Representative Democracy

Representative Democracy might produce decent government but it is not Democracy whatever the Wikipedia might choose to say. It clearly is not Direct democracy, the sort where people vote in person, power matches responsibility, where they get to live with their own decisions.

Representative Democracy is different; it is easier to manipulate than the real thing. That is why the Zionist crazies, the Puppet Masters,  like it. As Gilad Atzmon told us: Jews Buy All Western Politicians For Less Than One Main Battle Tank. Do they come that cheap? Probably not but he is very much on the right lines. NB Blackmail is more cost effective, which is why Mossad found Jeffery Epstein so useful.

If anyone thinks that the policy of importing millions of Third World aliens into European is not contrary to the wishes of the people, is not Trahison des Clercs & not Treason has not really thought it through. It is not just the political class but the those controlling the Main Stream Media and Education Industry too.

Representative Democracy ex Wiki
Representative democracy
(also indirect democracy, representative republic, or psephocracy) is a variety of democracy founded on the principle of elected officials representing a group of people, as opposed to direct democracy.[2] All modern Western-style democracies are types of representative democracies; for example, the United Kingdom is a crowned republic and Germany is a parliamentary republic.

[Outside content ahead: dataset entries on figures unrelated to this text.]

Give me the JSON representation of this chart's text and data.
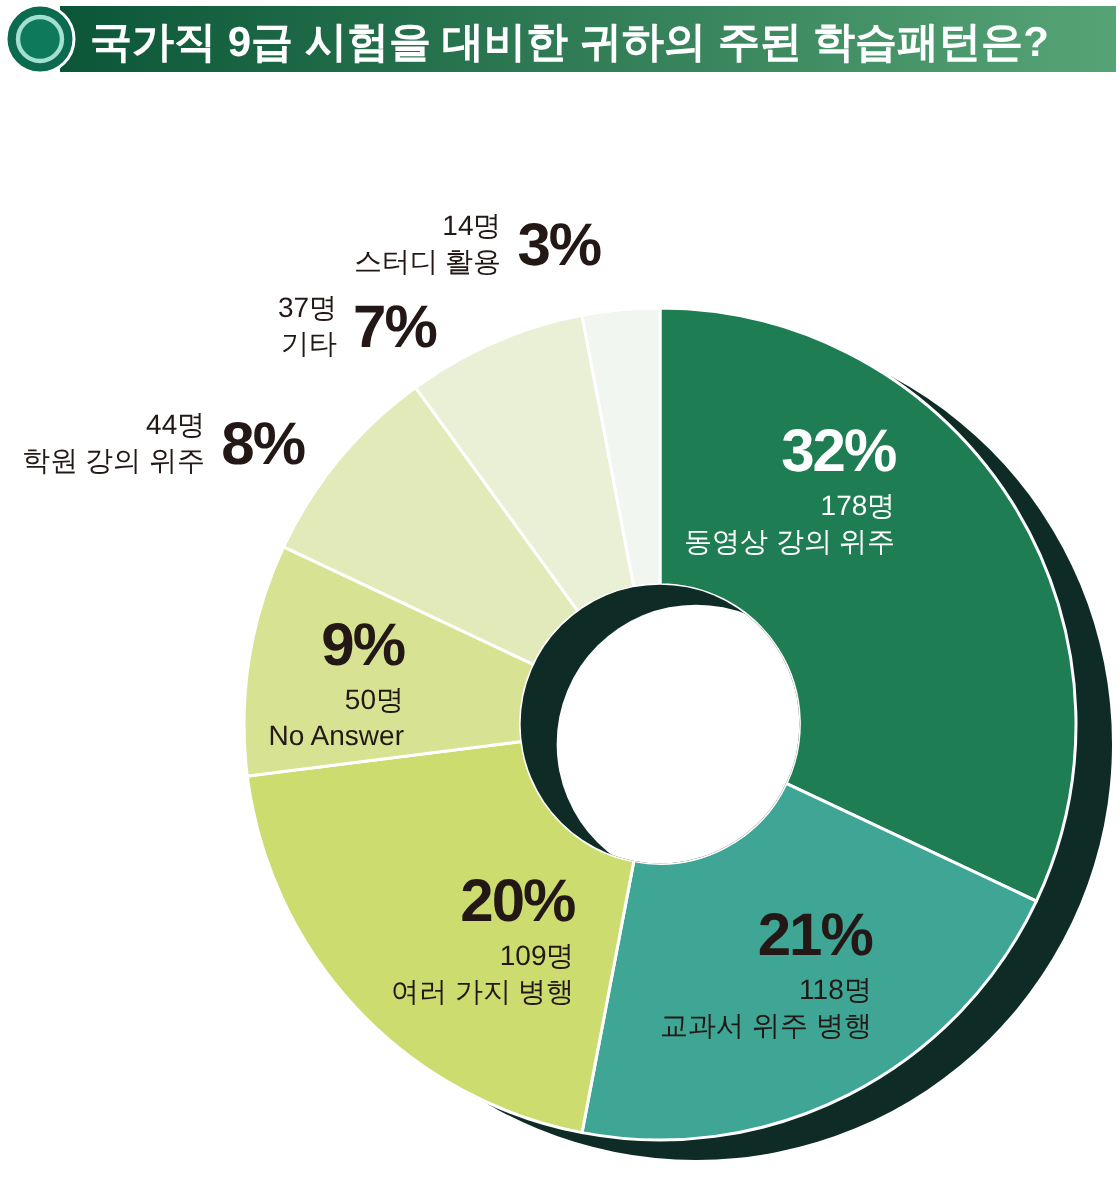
{
  "chart_data": {
    "type": "donut",
    "title": "국가직 9급 시험을 대비한 귀하의 주된 학습패턴은?",
    "categories": [
      "동영상 강의 위주",
      "교과서 위주 병행",
      "여러 가지 병행",
      "No Answer",
      "학원 강의 위주",
      "기타",
      "스터디 활용"
    ],
    "values": [
      32,
      21,
      20,
      9,
      8,
      7,
      3
    ],
    "value_labels": [
      "32%",
      "21%",
      "20%",
      "9%",
      "8%",
      "7%",
      "3%"
    ],
    "colors": [
      "#1f7d53",
      "#3fa594",
      "#cddc6f",
      "#d7e393",
      "#e1eab8",
      "#e9f0d6",
      "#f1f6f1"
    ],
    "annotations": [
      {
        "text": "178명",
        "x": "동영상 강의 위주"
      },
      {
        "text": "118명",
        "x": "교과서 위주 병행"
      },
      {
        "text": "109명",
        "x": "여러 가지 병행"
      },
      {
        "text": "50명",
        "x": "No Answer"
      },
      {
        "text": "44명",
        "x": "학원 강의 위주"
      },
      {
        "text": "37명",
        "x": "기타"
      },
      {
        "text": "14명",
        "x": "스터디 활용"
      }
    ]
  }
}
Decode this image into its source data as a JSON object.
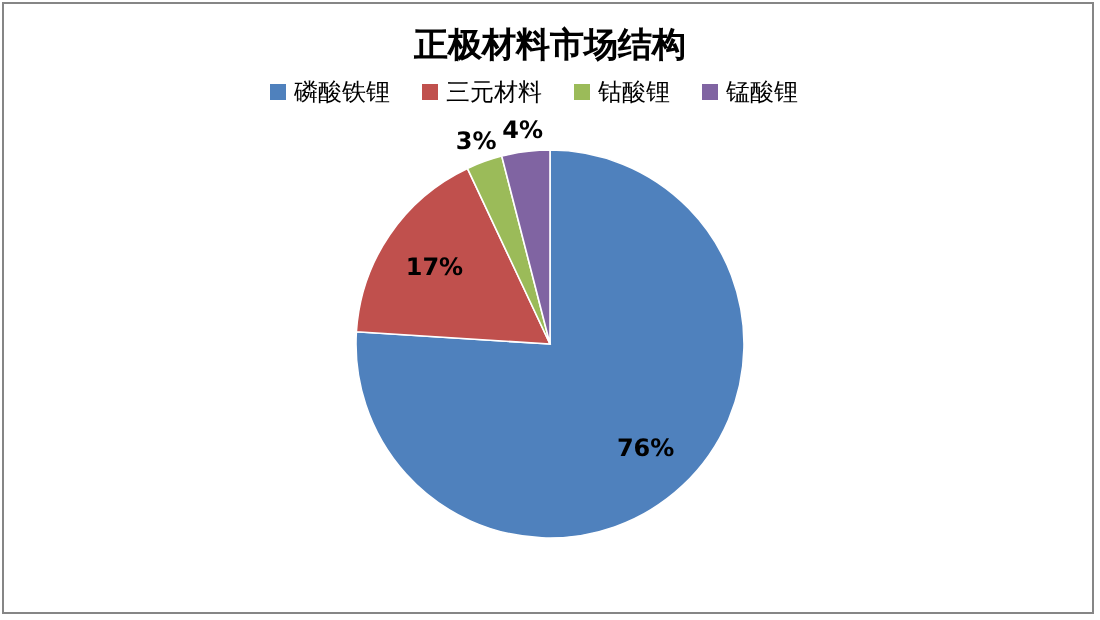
{
  "chart_data": {
    "type": "pie",
    "title": "正极材料市场结构",
    "categories": [
      "磷酸铁锂",
      "三元材料",
      "钴酸锂",
      "锰酸锂"
    ],
    "values": [
      76,
      17,
      3,
      4
    ],
    "value_labels": [
      "76%",
      "17%",
      "3%",
      "4%"
    ],
    "colors": [
      "#4f81bd",
      "#c0504d",
      "#9bbb59",
      "#8064a2"
    ],
    "legend": "top"
  }
}
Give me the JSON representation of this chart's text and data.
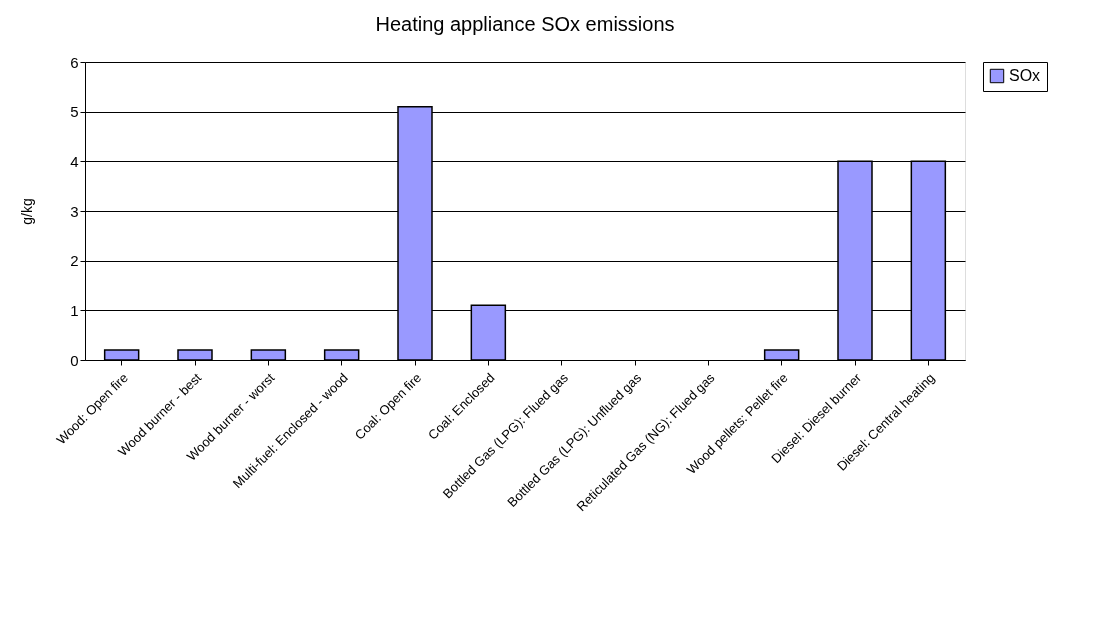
{
  "chart_data": {
    "type": "bar",
    "title": "Heating appliance SOx emissions",
    "ylabel": "g/kg",
    "categories": [
      "Wood: Open fire",
      "Wood burner - best",
      "Wood burner - worst",
      "Multi-fuel: Enclosed - wood",
      "Coal: Open fire",
      "Coal: Enclosed",
      "Bottled Gas (LPG): Flued gas",
      "Bottled Gas (LPG): Unflued gas",
      "Reticulated Gas (NG): Flued gas",
      "Wood pellets: Pellet fire",
      "Diesel: Diesel burner",
      "Diesel: Central heating"
    ],
    "series": [
      {
        "name": "SOx",
        "color": "#9999ff",
        "values": [
          0.2,
          0.2,
          0.2,
          0.2,
          5.1,
          1.1,
          0,
          0,
          0,
          0.2,
          4,
          4
        ]
      }
    ],
    "ylim": [
      0,
      6
    ],
    "yticks": [
      0,
      1,
      2,
      3,
      4,
      5,
      6
    ],
    "grid": "y",
    "legend": "right"
  }
}
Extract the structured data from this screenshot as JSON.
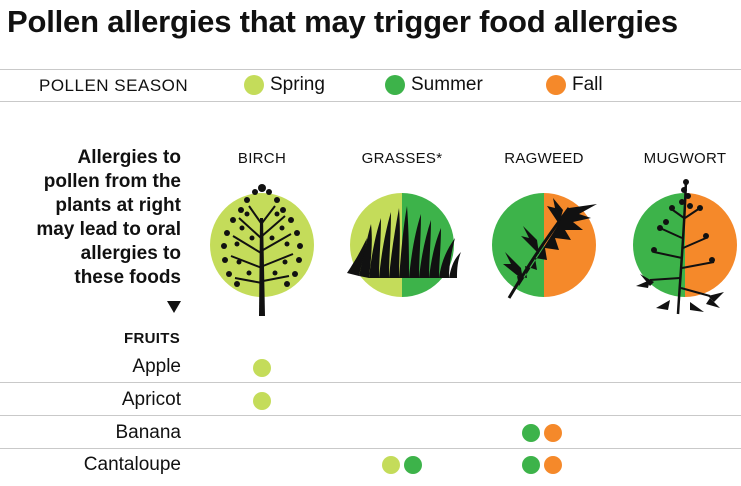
{
  "title": "Pollen allergies that may trigger food allergies",
  "legend": {
    "label": "POLLEN SEASON",
    "items": [
      {
        "name": "Spring",
        "color": "#c4dc5a"
      },
      {
        "name": "Summer",
        "color": "#3db34a"
      },
      {
        "name": "Fall",
        "color": "#f5892a"
      }
    ]
  },
  "intro_lines": [
    "Allergies to",
    "pollen from the",
    "plants at right",
    "may lead to oral",
    "allergies to",
    "these foods"
  ],
  "plants": [
    {
      "name": "BIRCH",
      "seasons": [
        "Spring"
      ],
      "icon": "birch-tree-icon"
    },
    {
      "name": "GRASSES*",
      "seasons": [
        "Spring",
        "Summer"
      ],
      "icon": "grass-icon"
    },
    {
      "name": "RAGWEED",
      "seasons": [
        "Summer",
        "Fall"
      ],
      "icon": "ragweed-icon"
    },
    {
      "name": "MUGWORT",
      "seasons": [
        "Summer",
        "Fall"
      ],
      "icon": "mugwort-icon"
    }
  ],
  "fruits_heading": "FRUITS",
  "foods": [
    {
      "name": "Apple",
      "marks": [
        {
          "plant": "BIRCH",
          "seasons": [
            "Spring"
          ]
        }
      ]
    },
    {
      "name": "Apricot",
      "marks": [
        {
          "plant": "BIRCH",
          "seasons": [
            "Spring"
          ]
        }
      ]
    },
    {
      "name": "Banana",
      "marks": [
        {
          "plant": "RAGWEED",
          "seasons": [
            "Summer",
            "Fall"
          ]
        }
      ]
    },
    {
      "name": "Cantaloupe",
      "marks": [
        {
          "plant": "GRASSES*",
          "seasons": [
            "Spring",
            "Summer"
          ]
        },
        {
          "plant": "RAGWEED",
          "seasons": [
            "Summer",
            "Fall"
          ]
        }
      ]
    }
  ]
}
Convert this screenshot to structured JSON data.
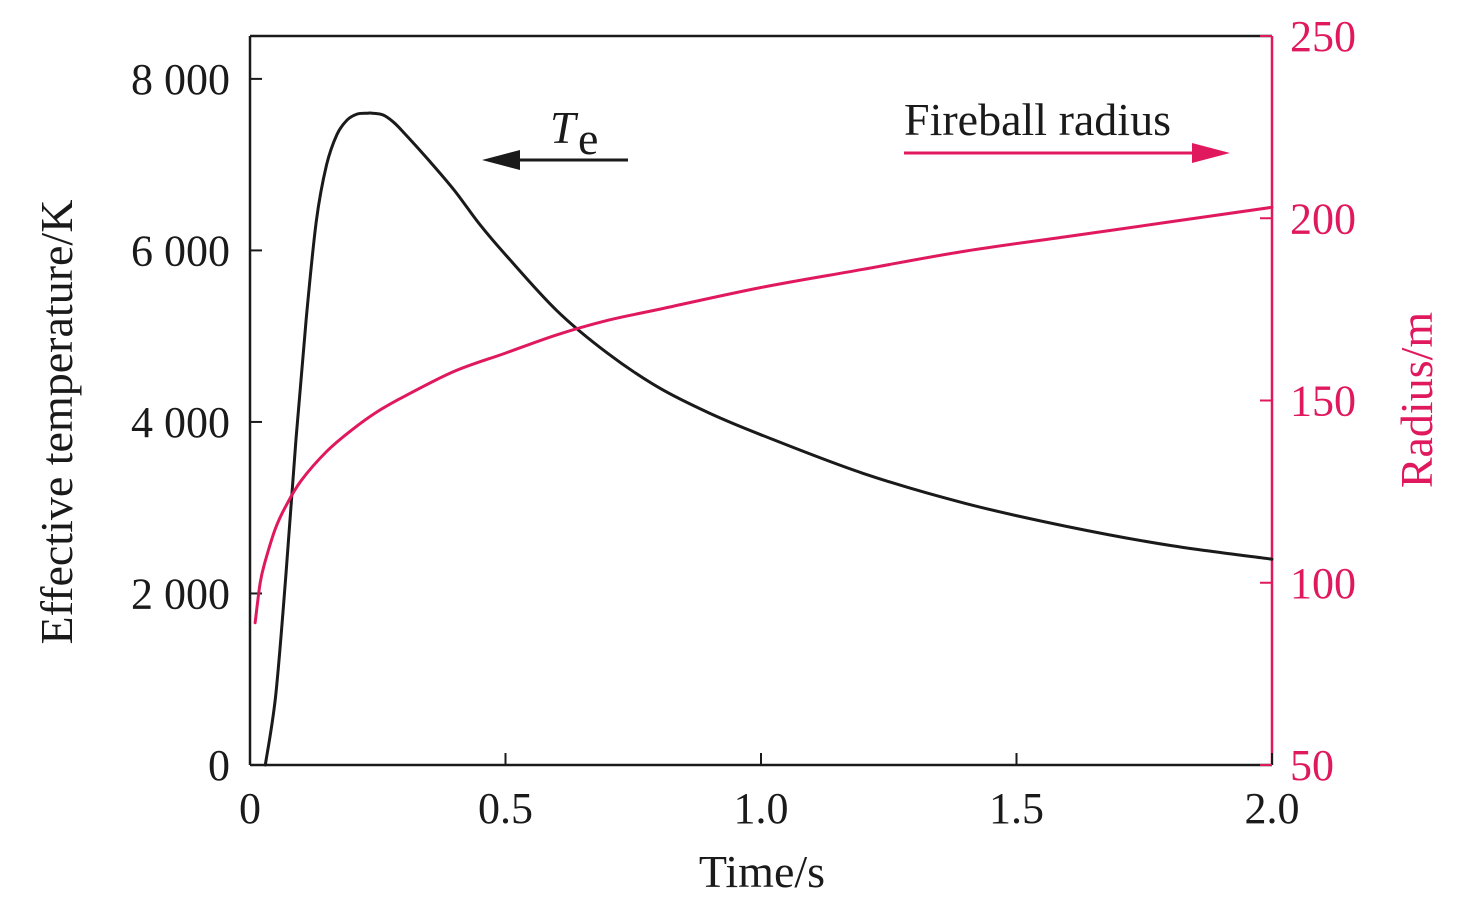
{
  "chart_data": {
    "type": "line",
    "title": "",
    "xlabel": "Time/s",
    "ylabel_left": "Effective temperature/K",
    "ylabel_right": "Radius/m",
    "xlim": [
      0,
      2.0
    ],
    "ylim_left": [
      0,
      8500
    ],
    "ylim_right": [
      50,
      250
    ],
    "x_ticks": [
      "0",
      "0.5",
      "1.0",
      "1.5",
      "2.0"
    ],
    "y_left_ticks": [
      "0",
      "2 000",
      "4 000",
      "6 000",
      "8 000"
    ],
    "y_right_ticks": [
      "50",
      "100",
      "150",
      "200",
      "250"
    ],
    "grid": false,
    "colors": {
      "temperature": "#1a1a1a",
      "radius": "#e0195f",
      "radius_arrow": "#e0195f"
    },
    "series": [
      {
        "axis": "left",
        "x": [
          0.03,
          0.05,
          0.07,
          0.09,
          0.11,
          0.13,
          0.15,
          0.17,
          0.19,
          0.21,
          0.23,
          0.24,
          0.26,
          0.28,
          0.3,
          0.35,
          0.4,
          0.45,
          0.5,
          0.6,
          0.7,
          0.8,
          0.9,
          1.0,
          1.2,
          1.4,
          1.6,
          1.8,
          2.0
        ],
        "values": [
          0,
          800,
          2200,
          3800,
          5200,
          6350,
          7000,
          7350,
          7520,
          7590,
          7600,
          7600,
          7580,
          7500,
          7380,
          7050,
          6700,
          6300,
          5950,
          5300,
          4800,
          4400,
          4100,
          3850,
          3400,
          3050,
          2780,
          2560,
          2400
        ]
      },
      {
        "axis": "right",
        "x": [
          0.01,
          0.02,
          0.03,
          0.05,
          0.07,
          0.1,
          0.15,
          0.2,
          0.25,
          0.3,
          0.4,
          0.5,
          0.6,
          0.7,
          0.8,
          1.0,
          1.2,
          1.4,
          1.6,
          1.8,
          2.0
        ],
        "values": [
          89,
          100,
          106,
          115,
          121,
          128,
          136,
          142,
          147,
          151,
          158,
          163,
          168,
          172,
          175,
          181,
          186,
          191,
          195,
          199,
          203
        ]
      }
    ],
    "annotations": {
      "te_main": "T",
      "te_sub": "e",
      "fireball": "Fireball radius"
    }
  }
}
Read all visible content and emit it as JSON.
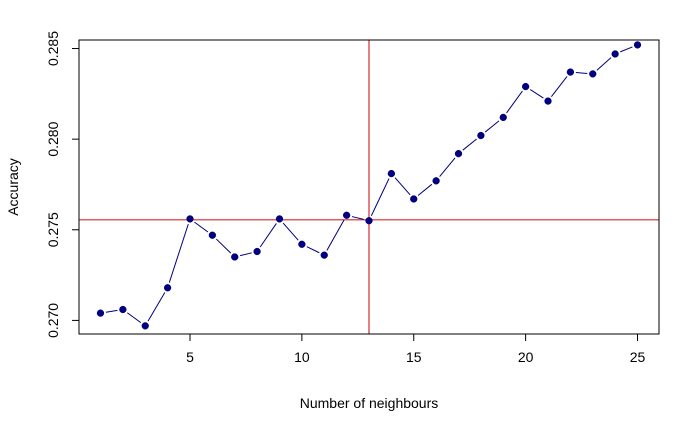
{
  "chart_data": {
    "type": "line",
    "title": "",
    "xlabel": "Number of neighbours",
    "ylabel": "Accuracy",
    "xlim": [
      0.04,
      25.96
    ],
    "ylim": [
      0.26925,
      0.28547
    ],
    "x_ticks": [
      5,
      10,
      15,
      20,
      25
    ],
    "x_tick_labels": [
      "5",
      "10",
      "15",
      "20",
      "25"
    ],
    "y_ticks": [
      0.27,
      0.275,
      0.28,
      0.285
    ],
    "y_tick_labels": [
      "0.270",
      "0.275",
      "0.280",
      "0.285"
    ],
    "grid": false,
    "legend": "none",
    "series": [
      {
        "x": [
          1,
          2,
          3,
          4,
          5,
          6,
          7,
          8,
          9,
          10,
          11,
          12,
          13,
          14,
          15,
          16,
          17,
          18,
          19,
          20,
          21,
          22,
          23,
          24,
          25
        ],
        "values": [
          0.2704,
          0.2706,
          0.2697,
          0.2718,
          0.2756,
          0.2747,
          0.2735,
          0.2738,
          0.2756,
          0.2742,
          0.2736,
          0.2758,
          0.2755,
          0.2781,
          0.2767,
          0.2777,
          0.2792,
          0.2802,
          0.2812,
          0.2829,
          0.2821,
          0.2837,
          0.2836,
          0.2847,
          0.2852
        ],
        "point_color": "#00007f",
        "line_color": "#00007f"
      }
    ],
    "reference_lines": {
      "vertical_x": 13,
      "horizontal_y": 0.27555,
      "color": "#d9282e"
    }
  }
}
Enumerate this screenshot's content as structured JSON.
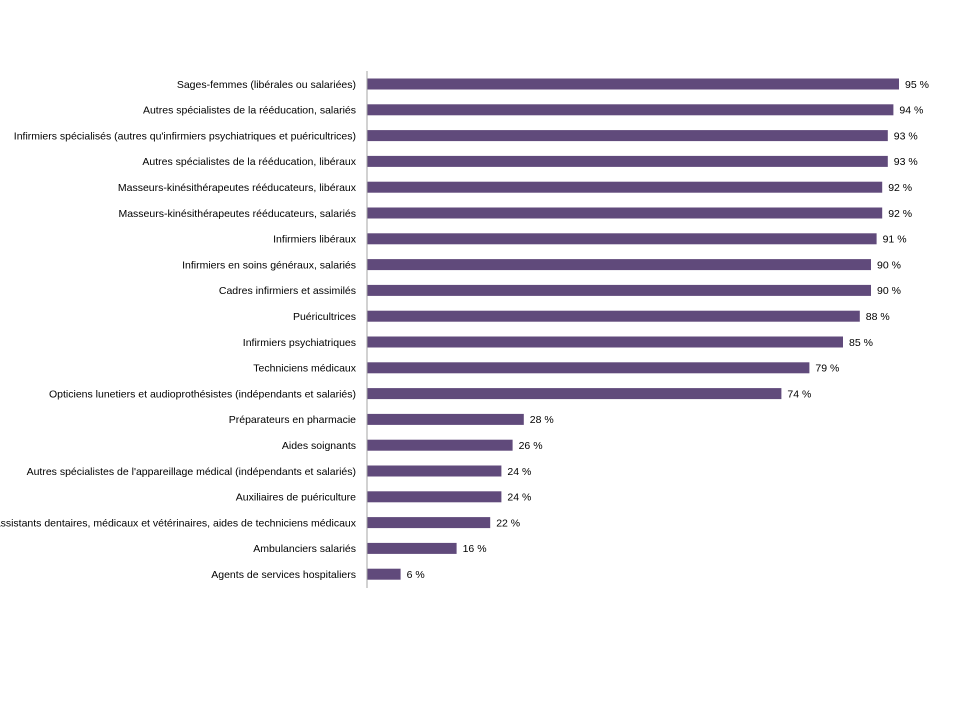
{
  "chart_data": {
    "type": "bar",
    "orientation": "horizontal",
    "title": "",
    "xlabel": "",
    "ylabel": "",
    "xlim": [
      0,
      100
    ],
    "grid": false,
    "legend": "none",
    "value_suffix": " %",
    "bar_color": "#604A7B",
    "axis_color": "#A6A6A6",
    "categories": [
      "Sages-femmes (libérales ou salariées)",
      "Autres spécialistes de la rééducation, salariés",
      "Infirmiers spécialisés (autres qu'infirmiers psychiatriques et puéricultrices)",
      "Autres spécialistes de la rééducation, libéraux",
      "Masseurs-kinésithérapeutes rééducateurs, libéraux",
      "Masseurs-kinésithérapeutes rééducateurs, salariés",
      "Infirmiers libéraux",
      "Infirmiers en soins généraux, salariés",
      "Cadres infirmiers et assimilés",
      "Puéricultrices",
      "Infirmiers psychiatriques",
      "Techniciens médicaux",
      "Opticiens lunetiers et audioprothésistes (indépendants et salariés)",
      "Préparateurs en pharmacie",
      "Aides soignants",
      "Autres spécialistes de l'appareillage médical (indépendants et salariés)",
      "Auxiliaires de puériculture",
      "Assistants dentaires, médicaux et vétérinaires, aides de techniciens médicaux",
      "Ambulanciers salariés",
      "Agents de services hospitaliers"
    ],
    "values": [
      95,
      94,
      93,
      93,
      92,
      92,
      91,
      90,
      90,
      88,
      85,
      79,
      74,
      28,
      26,
      24,
      24,
      22,
      16,
      6
    ],
    "data_labels": [
      "95 %",
      "94 %",
      "93 %",
      "93 %",
      "92 %",
      "92 %",
      "91 %",
      "90 %",
      "90 %",
      "88 %",
      "85 %",
      "79 %",
      "74 %",
      "28 %",
      "26 %",
      "24 %",
      "24 %",
      "22 %",
      "16 %",
      "6 %"
    ]
  }
}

Representative democracy is often presented as the only form of democracy possible in mass societies. It arguably allows for efficient ruling by a sufficiently small number of people on behalf of the larger number. Representative democracy has been conceptually associated with and historically instantiated by the political system known as "representative government," which was born in the 18th century with the French and American revolutions. It is a system in which people elect their lawmakers (representatives), who are then held accountable to them for their activity within government. [3]

It is an element of both the parliamentary system or presidential system of government and is typically used in a lower chamber such as the House of Commons (UK) or Bundestag (Germany), and may be curtailed by constitutional constraints such as an upper chamber. It has been described by some political theorists[who?] as Polyarchy. In it the power is in the hands of the elected representatives who are elected by the people in elections.